The proposed enforcement unit could be based on similar setups adopted by regulators in the US, UK, Germany, New Zealand and Hong Kong.
“ASIC’s enforcement capability and effectiveness is today, more than ever, a vital integer in the success of the Australian economy,” ASIC General Counsel Chris Savundra says in a letter to the Hayne royal commission.
“That Office of Enforcement will pursue uniform processes and procedures which will overlay the current ASIC enforcement activities and specialist teams involved in enforcement.”
He says the guiding principles and operational guidelines of the enforcement office should focus on “deterrence, public denunciation and punishment of wrongdoing by way of litigation and not by the pursuit of negotiated outcomes”.
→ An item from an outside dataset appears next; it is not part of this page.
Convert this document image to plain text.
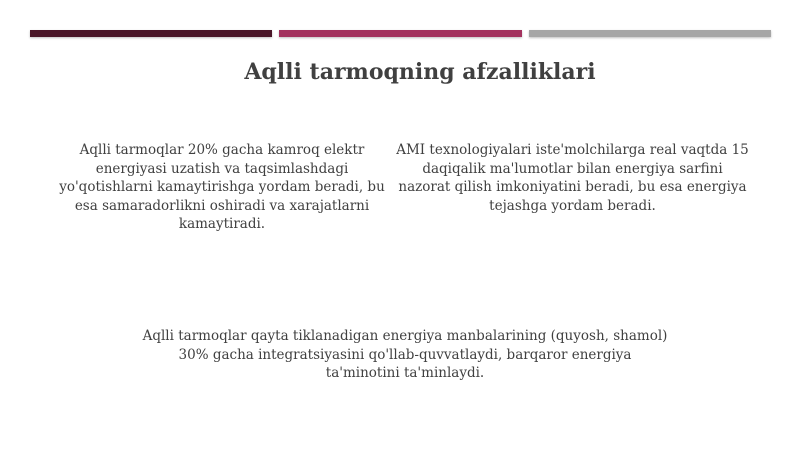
Aqlli tarmoqning afzalliklari
Aqlli tarmoqlar 20% gacha kamroq elektr energiyasi uzatish va taqsimlashdagi yo'qotishlarni kamaytirishga yordam beradi, bu esa samaradorlikni oshiradi va xarajatlarni kamaytiradi.
AMI texnologiyalari iste'molchilarga real vaqtda 15 daqiqalik ma'lumotlar bilan energiya sarfini nazorat qilish imkoniyatini beradi, bu esa energiya tejashga yordam beradi.
Aqlli tarmoqlar qayta tiklanadigan energiya manbalarining (quyosh, shamol) 30% gacha integratsiyasini qo'llab-quvvatlaydi, barqaror energiya ta'minotini ta'minlaydi.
This proposal and other recommendations made by the review are outlined in the letter published on the royal commission’s website ahead of next Monday’s public release of the final report following its submission on Friday to the Federal Government.
Mr Savundra says the office would be “responsible for the investigation and enforcement of contraventions of the corporations and consumer credit legislation”.
ASIC will decide on this and other recommendations of the internal review before it responds.
The regulator initiated the review last October after an external review of its enforcement practices by Treasury, which subsequently suggested 50 ways to improve ASIC’s supervision of corporate behavior and practices.
ASIC has come under fire over its handling of poor conduct by the major banks and other financial services firms, particularly over the regulator’s apparent preference for negotiated agreements over public denunciation and punishment for wrongdoing.